Não queríamos outro fascismo, agora de esquerda. Não queríamos ser governados por uma maioria comunista. Não queria ser obrigada a pensar pela cabeça dos outros. O meu marido, aliás, que era lúcido e conhecia bem as políticas e a evolução dos esquerdismos e comunismos - tinha em casa todos os livros sobre o assunto que jamais vi - aconselhou-me e bem a acalmar, pois não era com totalitarismos de esquerda que se podia chegar à LIBERDADE e à DEMOCRACIA.
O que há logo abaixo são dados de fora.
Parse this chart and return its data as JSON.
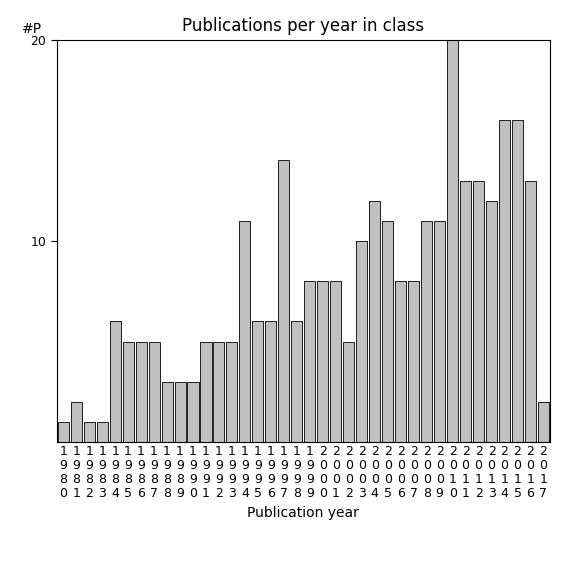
{
  "title": "Publications per year in class",
  "xlabel": "Publication year",
  "ylabel": "#P",
  "bar_color": "#c0c0c0",
  "bar_edgecolor": "#000000",
  "years": [
    1980,
    1981,
    1982,
    1983,
    1984,
    1985,
    1986,
    1987,
    1988,
    1989,
    1990,
    1991,
    1992,
    1993,
    1994,
    1995,
    1996,
    1997,
    1998,
    1999,
    2000,
    2001,
    2002,
    2003,
    2004,
    2005,
    2006,
    2007,
    2008,
    2009,
    2010,
    2011,
    2012,
    2013,
    2014,
    2015,
    2016,
    2017
  ],
  "values": [
    1,
    2,
    1,
    1,
    6,
    5,
    5,
    5,
    3,
    3,
    3,
    5,
    5,
    5,
    11,
    6,
    6,
    14,
    6,
    8,
    8,
    8,
    5,
    10,
    12,
    11,
    8,
    8,
    11,
    11,
    20,
    13,
    13,
    12,
    16,
    16,
    13,
    2
  ],
  "ylim": [
    0,
    20
  ],
  "yticks": [
    10,
    20
  ],
  "background_color": "#ffffff",
  "title_fontsize": 12,
  "axis_label_fontsize": 10,
  "tick_label_fontsize": 9,
  "ylabel_fontsize": 10
}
Em Setembro de 1975, deixei Lisboa e fui viver para a Beira Baixa, na Sertã,
local ermo, onde nada se passava, não havia telefones, a TV transmitia um canal e mal, a escola era técnica, só havia alunos até ao 5º ano (9º) e a minha missão foi ensinar português em vez de Inglês, que era o meu metier. Não me dei mal com a experiência, mas a revolução passou-me ao lado. Naquele ermo, tive o meu primeiro filho e os meus interesses deram uma volta de 180º.
A minha LIBERDADE passou a ser uma prioridade menor. Como mãe e esposa, o que desejava era que a minha família pequenina fosse feliz. E tudo o que fiz nesses dois anos foi ensinar alunos desfavorecidos o melhor que sabia e podia... e tratar dos meus para que se sentissem bem, longe de tudo e de todos.